Tiba-tiba terdengar bentakan keras,
"Perempuan gila! Engkau telah membunuh lian Ci Sengjin?"

Bentakan ini disusul dengan meledak-ledak seperti halilintar menyambar-nyambar dan ternyata kini di tempat itu telah muncul Pat-jiu Sian-ong sendiri, bersama Thai-lek Sin-mo Cou Seng yang menggerakkan pecut bajanya sehingga menibulkan suara halilintar itu.

Selain mereka berdua, juga Sian Ti Sengjin ikut datang karena mendengar bahwa sutenya terbunuh orang. Kini bekas tokoh Kun-lun-pai itu berdiri dengan muka pucat dan mata terbelalak memandang bekas tubuh sutenya yang sudah menjadi cacahan daging berceceran tidak karuan. Tak terasa lagi air mata menetes-netes turun membasahi pipinya yang mulai kisut.

"Sute. Ahhh, Sute...!"

Ia mengeluh dan terbayanglah segala pengalamannya bersama sutenya. Lian Ci Sengjin merupakan sutenya yang paling dicintanya, bahkan akhir-akhir ini menjadi sekutunya, ketika mereka menentang Kian Tojin, suheng mereka. Melihat sutenya telah menjadi daging berceceran seperti itu, hati Sian Ti Sengjin menjadi ngeri dan dia mengingat-ingat, dosa apa gerangan yang dilakukan sutenya sehingga kini menemui kematian yang demikian mengenaskan.

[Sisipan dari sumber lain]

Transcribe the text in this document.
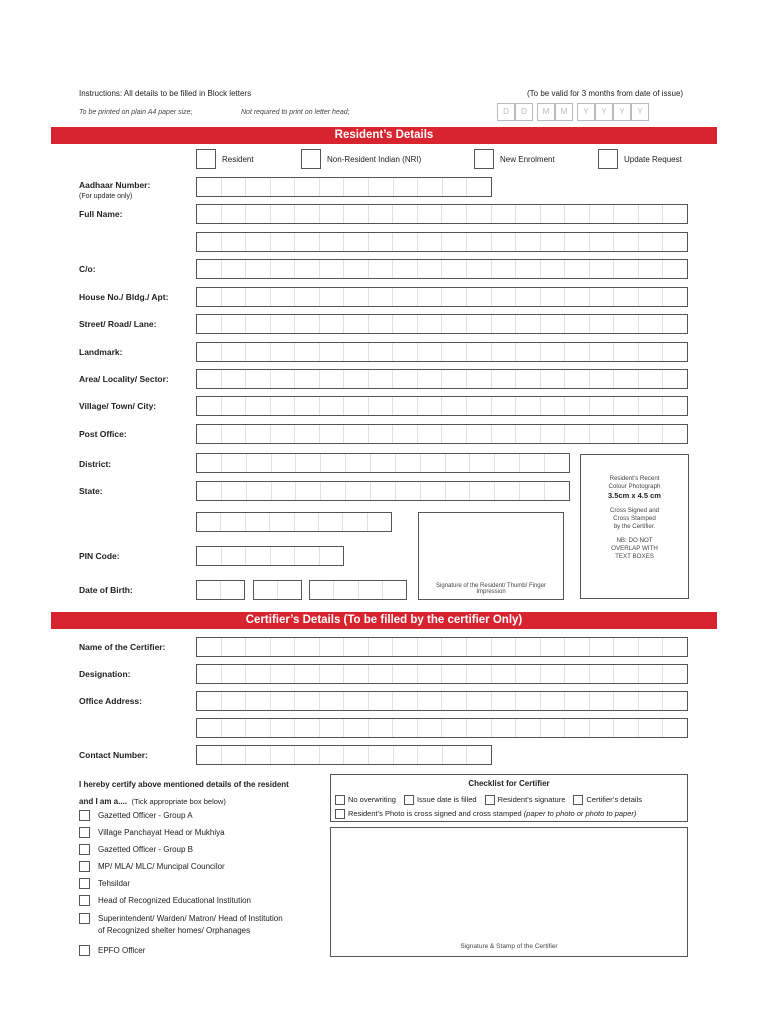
Instructions: All details to be filled in Block letters	(To be valid for 3 months from date of issue)
To be printed on plain A4 paper size;	Not required to print on letter head;	D	D	M	M	Y	Y	Y	Y
Resident’s Details
Resident	Non-Resident Indian (NRI)	New Enrolment	Update Request
Aadhaar Number:
(For update only)
Full Name:
C/o:
House No./ Bldg./ Apt:
Street/ Road/ Lane:
Landmark:
Area/ Locality/ Sector:
Village/ Town/ City:
Post Office:
District:
State:
PIN Code:
Date of Birth:	Signature of the Resident/ Thumb/ Finger Impression
Resident's Recent
Colour Photograph
3.5cm x 4.5 cm
Cross Signed and
Cross Stamped
by the Certifier.
NB: DO NOT
OVERLAP WITH
TEXT BOXES
Certifier’s Details (To be filled by the certifier Only)
Name of the Certifier:
Designation:
Office Address:
Contact Number:
I hereby certify above mentioned details of the resident
and I am a.... (Tick appropriate box below)
Gazetted Officer - Group A
Village Panchayat Head or Mukhiya
Gazetted Officer - Group B
MP/ MLA/ MLC/ Muncipal Councilor
Tehsildar
Head of Recognized Educational Institution
Superintendent/ Warden/ Matron/ Head of Institution
of Recognized shelter homes/ Orphanages
EPFO Officer
Checklist for Certifier
No overwriting	Issue date is filled	Resident’s signature	Certifier’s details
Resident’s Photo is cross signed and cross stamped (paper to photo or photo to paper)
Signature & Stamp of the Certifier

Kini pertandingan dilanjutkan dengan amat hebat, akan tetapi setelah Pat-jiu Sian-ong muncul di situ, keadaan Hun Bwee terdesak hebat sekali. Tentu saja kalau dibandingkan dengan Pat-jiu Sian-ong kakek kate kecil berkepala besar yang menjadi seorang di antara Bu-tek Su-kwi, Hun Bwee kalah jauh.

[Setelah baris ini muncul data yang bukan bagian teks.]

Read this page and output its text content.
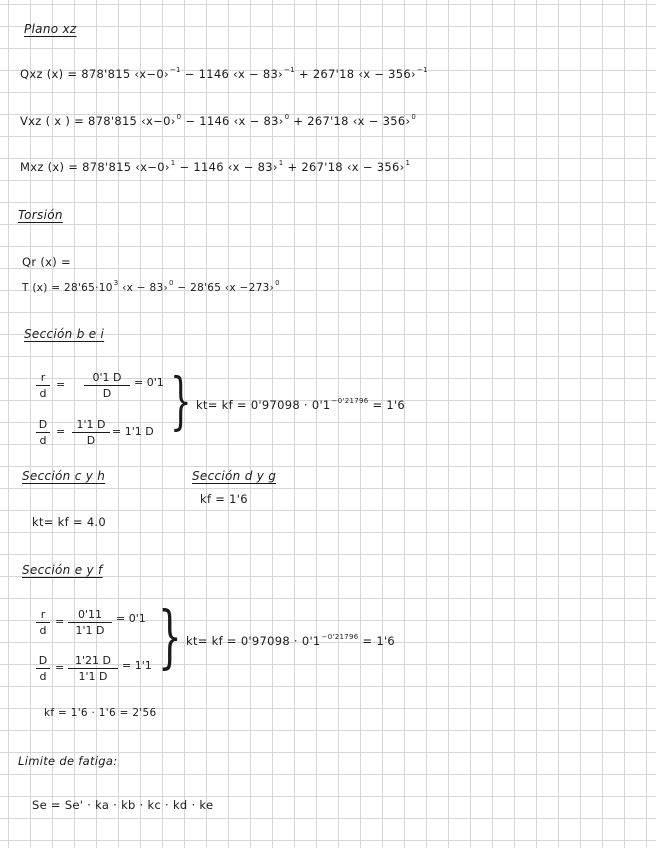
Plano xz
Qxz (x) = 878'815 ‹x−0›$^{-1}$ − 1146 ‹x − 83›$^{-1}$ + 267'18 ‹x − 356›$^{-1}$
Vxz ( x ) = 878'815 ‹x−0›$^0$ − 1146 ‹x − 83›$^0$ + 267'18 ‹x − 356›$^0$
Mxz (x) = 878'815 ‹x−0›$^1$ − 1146 ‹x − 83›$^1$ + 267'18 ‹x − 356›$^1$
Torsión
Qr (x) =
T $(x) = 28'65\cdot 10^3$ ‹x − 83›$^0$ − 28'65 ‹x −273›$^0$
Sección b e i
$\frac{r}{d} = \frac{0'1 D}{D} = 0'1$
$\frac{D}{d} = \frac{1'1 D}{D} = 1'1$ D } kt= kf = $0'97098 \cdot 0'1^{-0'21796} = 1'6$
Sección c y h	Sección d y g
kf = 1'6
kt= kf = 4.0
Sección e y f
$\frac{r}{d} = \frac{0'11}{1'1 D} = 0'1$
$\frac{D}{d} = \frac{1'21 D}{1'1 D} = 1'1$ } kt= kf = $0'97098 \cdot 0'1^{-0'21796} = 1'6$
kf = 1'6 · 1'6 = 2'56
Limite de fatiga:
Se = Se' · ka · kb · kc · kd · ke
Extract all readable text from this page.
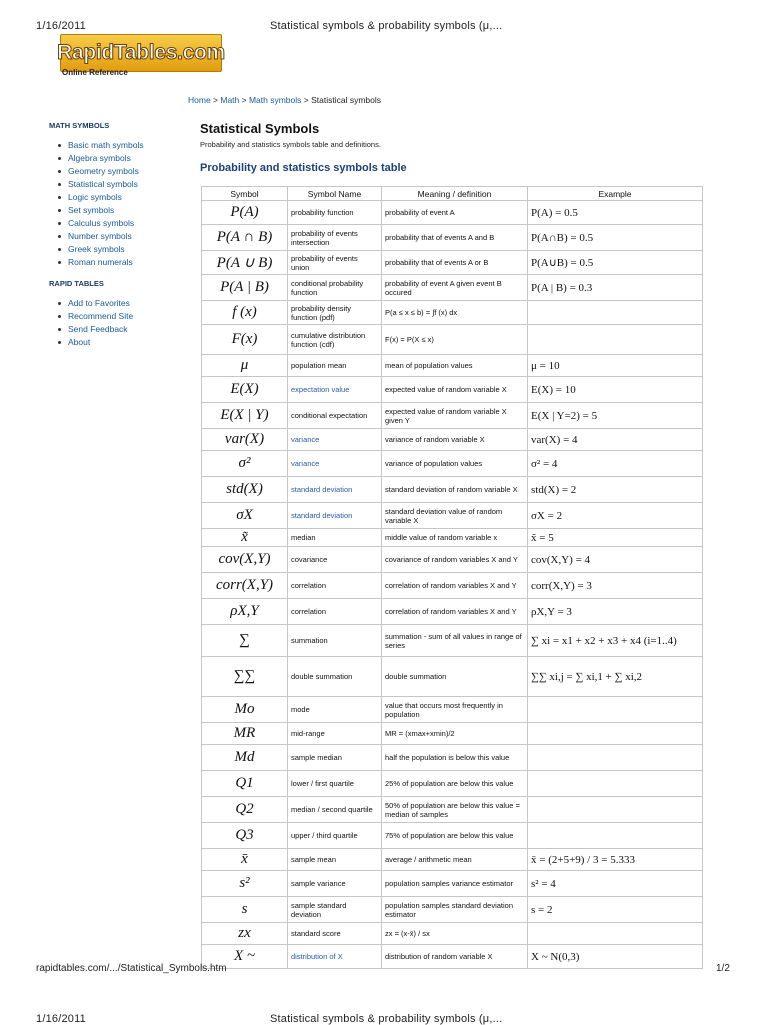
1/16/2011	Statistical symbols & probability symbols (μ,...
RapidTables.com
Online Reference
Home > Math > Math symbols > Statistical symbols
MATH SYMBOLS
Basic math symbols
Algebra symbols
Geometry symbols
Statistical symbols
Logic symbols
Set symbols
Calculus symbols
Number symbols
Greek symbols
Roman numerals
RAPID TABLES
Add to Favorites
Recommend Site
Send Feedback
About
Statistical Symbols
Probability and statistics symbols table and definitions.
Probability and statistics symbols table
Symbol	Symbol Name	Meaning / definition	Example
P(A)	probability function	probability of event A	P(A) = 0.5
P(A ∩ B)	probability of events intersection	probability that of events A and B	P(A∩B) = 0.5
P(A ∪ B)	probability of events union	probability that of events A or B	P(A∪B) = 0.5
P(A | B)	conditional probability function	probability of event A given event B occured	P(A | B) = 0.3
f (x)	probability density function (pdf)	P(a ≤ x ≤ b) = ∫f (x) dx	
F(x)	cumulative distribution function (cdf)	F(x) = P(X ≤ x)	
μ	population mean	mean of population values	μ = 10
E(X)	expectation value	expected value of random variable X	E(X) = 10
E(X | Y)	conditional expectation	expected value of random variable X given Y	E(X | Y=2) = 5
var(X)	variance	variance of random variable X	var(X) = 4
σ²	variance	variance of population values	σ² = 4
std(X)	standard deviation	standard deviation of random variable X	std(X) = 2
σX	standard deviation	standard deviation value of random variable X	σX = 2
x̃	median	middle value of random variable x	x̃ = 5
cov(X,Y)	covariance	covariance of random variables X and Y	cov(X,Y) = 4
corr(X,Y)	correlation	correlation of random variables X and Y	corr(X,Y) = 3
ρX,Y	correlation	correlation of random variables X and Y	ρX,Y = 3
∑	summation	summation - sum of all values in range of series	∑ xi = x1 + x2 + x3 + x4 (i=1..4)
∑∑	double summation	double summation	∑∑ xi,j = ∑ xi,1 + ∑ xi,2
Mo	mode	value that occurs most frequently in population	
MR	mid-range	MR = (xmax+xmin)/2	
Md	sample median	half the population is below this value	
Q1	lower / first quartile	25% of population are below this value	
Q2	median / second quartile	50% of population are below this value = median of samples	
Q3	upper / third quartile	75% of population are below this value	
x̄	sample mean	average / arithmetic mean	x̄ = (2+5+9) / 3 = 5.333
s²	sample variance	population samples variance estimator	s² = 4
s	sample standard deviation	population samples standard deviation estimator	s = 2
zx	standard score	zx = (x-x̄) / sx	
X ~	distribution of X	distribution of random variable X	X ~ N(0,3)
rapidtables.com/.../Statistical_Symbols.htm	1/2
1/16/2011	Statistical symbols & probability symbols (μ,...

Betapapun juga, andaikata dia hanya menghadapi kakek ini satu sama satu, belum tentu Pat-jiu Sian-ong akan dapat merobohkannya karena gadis ini memiliki ilmu yang amat aneh sehingga Pat-jiu Sian-ong sendiri menjadi bingung dibuatnya. Dan andaikata gadis itu hanya dikeroyok ketiga orang jagoan Tembok Besar, yaitu Gu Coan Kok yang bersenjata tongkat, Hok Ku yang bersenjata pecut baja, kiranya Hun Bwee masih akan dpat mengalahkan mereka dengan akal-akalan yang aneh.

Akan tetapi kini dia dikeroyok empat dan terutama sekali senjata kebutan hudtim dari Pat-jiu Sian-ong dibarengi pukulan-pukulan sinkang tangan kiri kakek ini yang amat ampuh membuat Hun Bwee kewalahan.

Setelah lewat lima puluh jurus di mana Hun Bwee membela diri mati-matian, tiba-tiba ujung hudtim di tangan Pat-jiu Sian-ong berhasil membelit pedang Hek-sin-kiam sehingga kedua orang ini berkutetan mengadu tenaga untuk mempertahankan senjata masing-masing.

Saat itu dipergunakan oleh Cou Seng untuk menyambar pecut bajanya ke arah kepala Hun Bwee dan dari depan tongkat Gu Coan Kok menyodok dada sedangkan cakar baja Hok Ku mencengkeram muka!

Hun Bwee yang masih berkutetan mempertahankan pedang, cepat berjongkok sehingga pecut baja Cou Seng bertemu dengan cakar besi, adapun tongkat Gu Coan Kok yang menyodok telah ditangkis oleh tangan kirinya. Akan tetapi pada saat itu, tahu-tahu tubuh Cou Seng yang bulat besar telah menubruknya dari belakang dan telah memeluk dengan kedua lengannya yang besar berbulu sehingga Hun Bwee tidak mampu berkutik!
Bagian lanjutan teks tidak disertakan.